By 1936, Adolf Hitler's blueprints for the Polish push were complete and Falkenhorst was given the job of raising and organizing, from scratch, an entire new division (32nd Infantry) with headquarters in the hick town of Köslin on the Pomeranian plain. Cheerfully he moved his wife and two daughters to their first real home after years of nomadic army life: an old castle just off the Köslin market place. He added municipal cares to his army work, became a military potentate. As sleepy Köslin came to life with martial activity, recruits and war materials pouring in, he had the town councilors substitute busses for their antiquated tram-cars, including late busses for moviegoers.
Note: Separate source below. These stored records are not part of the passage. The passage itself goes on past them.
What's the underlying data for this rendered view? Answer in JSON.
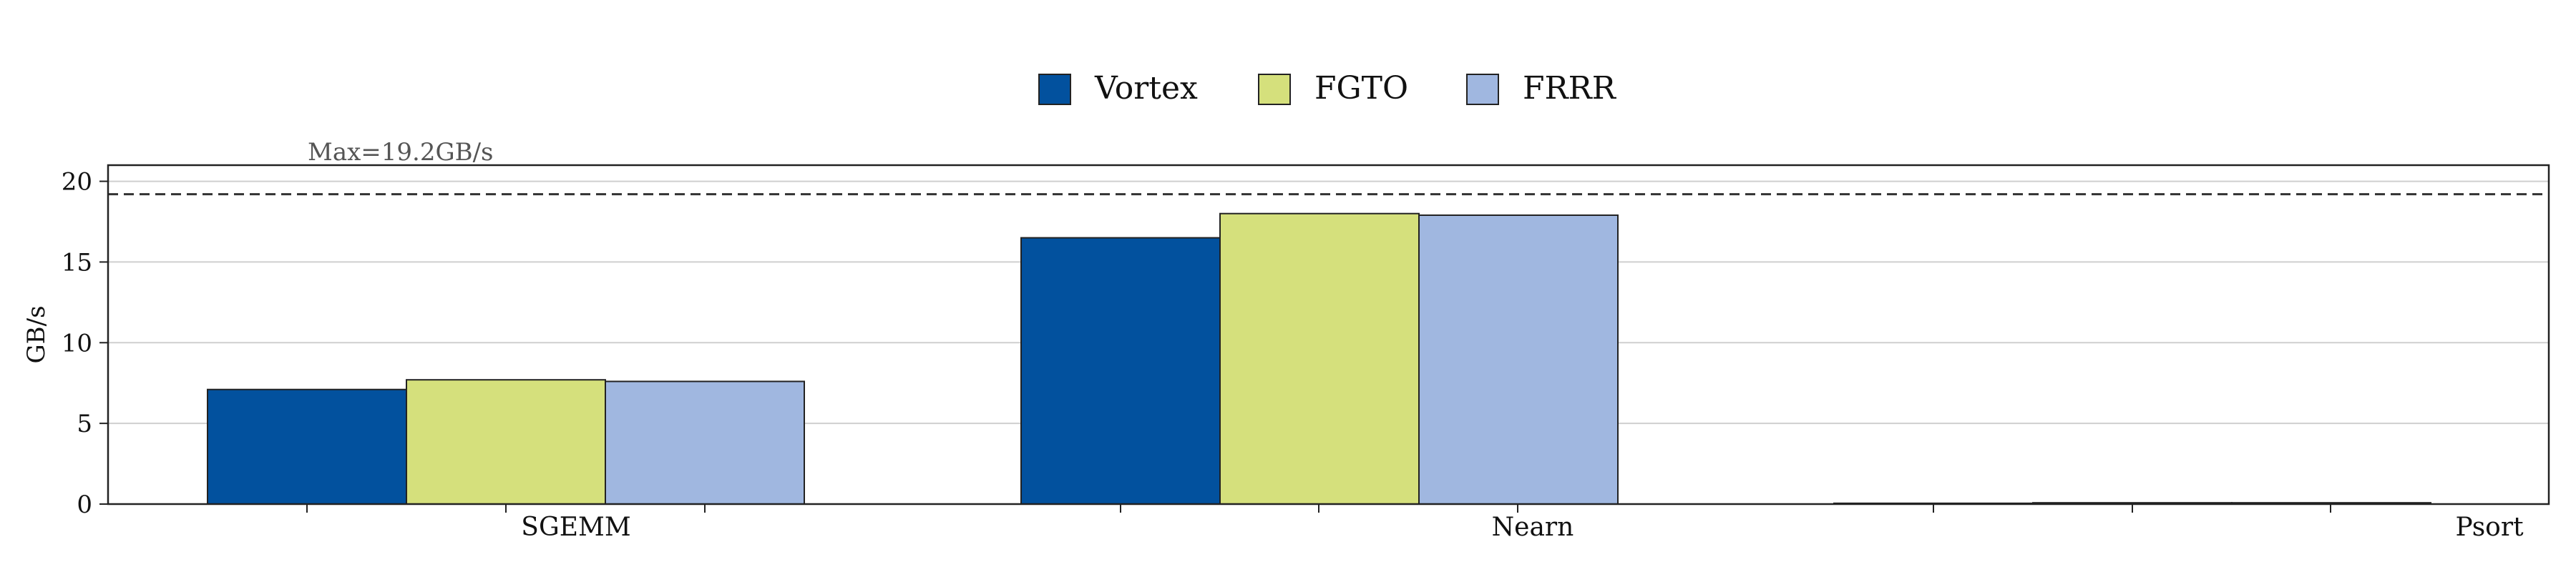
{
  "chart_data": {
    "type": "bar",
    "categories": [
      "SGEMM",
      "Nearn",
      "Psort"
    ],
    "series": [
      {
        "name": "Vortex",
        "color": "#02519e",
        "values": [
          7.1,
          16.5,
          0.05
        ]
      },
      {
        "name": "FGTO",
        "color": "#d5e07c",
        "values": [
          7.7,
          18.0,
          0.08
        ]
      },
      {
        "name": "FRRR",
        "color": "#a0b7e0",
        "values": [
          7.6,
          17.9,
          0.08
        ]
      }
    ],
    "ylabel": "GB/s",
    "xlabel": "",
    "title": "",
    "ylim": [
      0,
      21
    ],
    "yticks": [
      0,
      5,
      10,
      15,
      20
    ],
    "grid": "horizontal",
    "legend_position": "top-center",
    "reference_line": {
      "value": 19.2,
      "label": "Max=19.2GB/s",
      "style": "dashed"
    }
  }
}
He entertained well and often, guzzling beer in soldier-size quantities. He liked chess and horseback riding as well as motorcycling and engineering. He intervened to save their horses for a few squadrons who were downcast by the cavalry's motorization. The soldiers of his division called him "The Old Man" for his paternalism. When September 1 came last year, the 21st Army Corps fought for him like fearless robots to take Graudenz, Poland's corner-pillar in the Corridor.